Sunday, August 8, 2010

CHAPLIN (Sir Richard Attenborough, 1992, USA)

Chaplin’s life is relegated to camphor and nitrate, captured in negative and processed in color, an biography that reveals less of the man than his own fiction. Director Sir Richard Attenborough has the monumental task of condensing Chaplin’s story into a diminutive narrative, introducing the penniless child who would become the most famous person in the world by his 30th birthday.

The opening sequence begins in black and white as Chaplin transforms himself from Little Tramp back into his mysterious self, a complex identity that transcends the veneer of harsh makeup and ballet-like pantomime. The story is structured in flashback with Chaplin’s voice-over narrating his life, echoing through the ages, from his impoverished childhood to his soporific exile. Robert Downey, Jr. is quicksilver in the role of Chaplin, displaying his gentle madness while taking the edge off his obsessive perfection, perhaps a performance of the man we (the audience) want Chaplin to be and not the man he actually was. The fault then is not with Downey, but with defining a man who evades expectations and offers no explanations for his behavior or performance: Chaplin clearly states, if you want to know him watch his films.

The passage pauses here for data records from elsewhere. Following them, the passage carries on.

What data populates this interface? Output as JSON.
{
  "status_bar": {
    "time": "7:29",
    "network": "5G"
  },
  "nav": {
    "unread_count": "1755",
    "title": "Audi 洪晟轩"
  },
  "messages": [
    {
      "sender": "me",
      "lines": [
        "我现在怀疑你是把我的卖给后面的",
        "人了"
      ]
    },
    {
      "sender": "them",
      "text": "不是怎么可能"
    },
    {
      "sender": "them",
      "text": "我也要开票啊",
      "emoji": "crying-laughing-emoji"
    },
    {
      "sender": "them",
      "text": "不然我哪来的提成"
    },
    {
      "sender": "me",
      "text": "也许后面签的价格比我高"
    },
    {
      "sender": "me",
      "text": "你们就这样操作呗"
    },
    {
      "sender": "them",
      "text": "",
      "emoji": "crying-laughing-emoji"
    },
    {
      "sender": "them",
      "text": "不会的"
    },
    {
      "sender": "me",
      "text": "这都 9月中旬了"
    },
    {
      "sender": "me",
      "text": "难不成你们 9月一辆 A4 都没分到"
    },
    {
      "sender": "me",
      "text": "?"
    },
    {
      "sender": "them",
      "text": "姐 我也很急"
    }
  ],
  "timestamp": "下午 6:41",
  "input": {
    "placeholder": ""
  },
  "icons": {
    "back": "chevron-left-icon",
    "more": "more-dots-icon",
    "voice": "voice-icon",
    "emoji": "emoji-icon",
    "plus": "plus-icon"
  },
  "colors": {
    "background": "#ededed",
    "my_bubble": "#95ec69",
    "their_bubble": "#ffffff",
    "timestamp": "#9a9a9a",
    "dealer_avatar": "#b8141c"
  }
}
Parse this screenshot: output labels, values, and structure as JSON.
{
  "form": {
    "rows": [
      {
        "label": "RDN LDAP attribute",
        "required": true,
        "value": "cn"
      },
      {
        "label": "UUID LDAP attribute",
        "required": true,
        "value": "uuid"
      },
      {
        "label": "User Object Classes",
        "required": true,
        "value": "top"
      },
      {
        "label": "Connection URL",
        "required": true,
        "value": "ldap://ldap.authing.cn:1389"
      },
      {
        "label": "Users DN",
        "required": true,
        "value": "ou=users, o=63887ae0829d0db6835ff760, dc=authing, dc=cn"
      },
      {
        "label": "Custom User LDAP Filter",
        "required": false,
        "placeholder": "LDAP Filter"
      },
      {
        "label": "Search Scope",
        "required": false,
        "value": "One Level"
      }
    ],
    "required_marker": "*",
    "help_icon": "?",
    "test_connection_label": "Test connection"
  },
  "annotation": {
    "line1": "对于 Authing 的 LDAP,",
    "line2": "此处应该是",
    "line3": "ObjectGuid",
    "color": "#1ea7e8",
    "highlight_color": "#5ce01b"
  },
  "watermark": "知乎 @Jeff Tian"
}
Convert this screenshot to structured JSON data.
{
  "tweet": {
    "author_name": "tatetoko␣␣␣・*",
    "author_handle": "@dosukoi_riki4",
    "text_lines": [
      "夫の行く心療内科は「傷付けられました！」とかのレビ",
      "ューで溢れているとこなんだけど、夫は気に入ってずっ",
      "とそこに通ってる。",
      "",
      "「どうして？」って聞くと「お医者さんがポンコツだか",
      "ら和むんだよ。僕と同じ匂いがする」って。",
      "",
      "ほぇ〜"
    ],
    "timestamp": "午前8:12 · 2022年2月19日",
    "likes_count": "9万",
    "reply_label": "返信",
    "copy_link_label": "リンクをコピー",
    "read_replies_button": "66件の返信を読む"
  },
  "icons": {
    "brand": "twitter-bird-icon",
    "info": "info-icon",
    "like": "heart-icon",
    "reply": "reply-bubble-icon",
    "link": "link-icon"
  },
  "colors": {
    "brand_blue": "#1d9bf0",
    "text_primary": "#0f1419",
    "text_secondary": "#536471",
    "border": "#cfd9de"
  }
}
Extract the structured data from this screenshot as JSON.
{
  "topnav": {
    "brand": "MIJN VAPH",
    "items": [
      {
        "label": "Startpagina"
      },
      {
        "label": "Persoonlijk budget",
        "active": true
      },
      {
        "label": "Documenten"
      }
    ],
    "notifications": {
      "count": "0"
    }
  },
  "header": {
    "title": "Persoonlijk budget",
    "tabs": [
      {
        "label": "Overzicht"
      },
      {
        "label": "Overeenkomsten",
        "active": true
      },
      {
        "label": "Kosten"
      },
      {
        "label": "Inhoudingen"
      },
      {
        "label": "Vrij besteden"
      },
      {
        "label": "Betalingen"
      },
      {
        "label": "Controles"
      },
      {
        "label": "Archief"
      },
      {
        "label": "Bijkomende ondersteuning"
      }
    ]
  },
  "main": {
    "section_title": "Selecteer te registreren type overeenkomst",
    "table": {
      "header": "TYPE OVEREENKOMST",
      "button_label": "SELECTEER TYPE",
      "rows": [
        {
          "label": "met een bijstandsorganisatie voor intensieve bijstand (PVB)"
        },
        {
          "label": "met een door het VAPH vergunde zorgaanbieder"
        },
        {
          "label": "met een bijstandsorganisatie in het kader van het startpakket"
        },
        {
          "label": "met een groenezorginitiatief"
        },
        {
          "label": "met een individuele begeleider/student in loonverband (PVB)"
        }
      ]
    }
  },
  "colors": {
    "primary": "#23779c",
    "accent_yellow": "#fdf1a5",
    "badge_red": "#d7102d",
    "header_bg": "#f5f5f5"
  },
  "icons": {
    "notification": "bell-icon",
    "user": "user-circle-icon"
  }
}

The screenplay suffers from an overreaching story arc and becomes vignettes that reenact important phases of his professional and personal life, but offer no insight into the mind of the great comedian. Downey’s role becomes too reactionary and restrained, rarely allowing him to achieve the illusion of credibility in the role: his physical humor is good but he fails to capture the effeminate balletic gestures of the Little Tramp. In Downey’s defense (because I think he’s wonderful in this film!) it is impossible to mimic the great mime, and Downey does a hilarious improvisation from THE GOLD RUSH. Where he shines is under the makeup as the aging icon, especially in the final scene when Chaplin returns as the prodigal son, accepting the Academy Award for Lifetime Achievement, through a prism of tears his tender eyes gaze upon the silver screen one last time.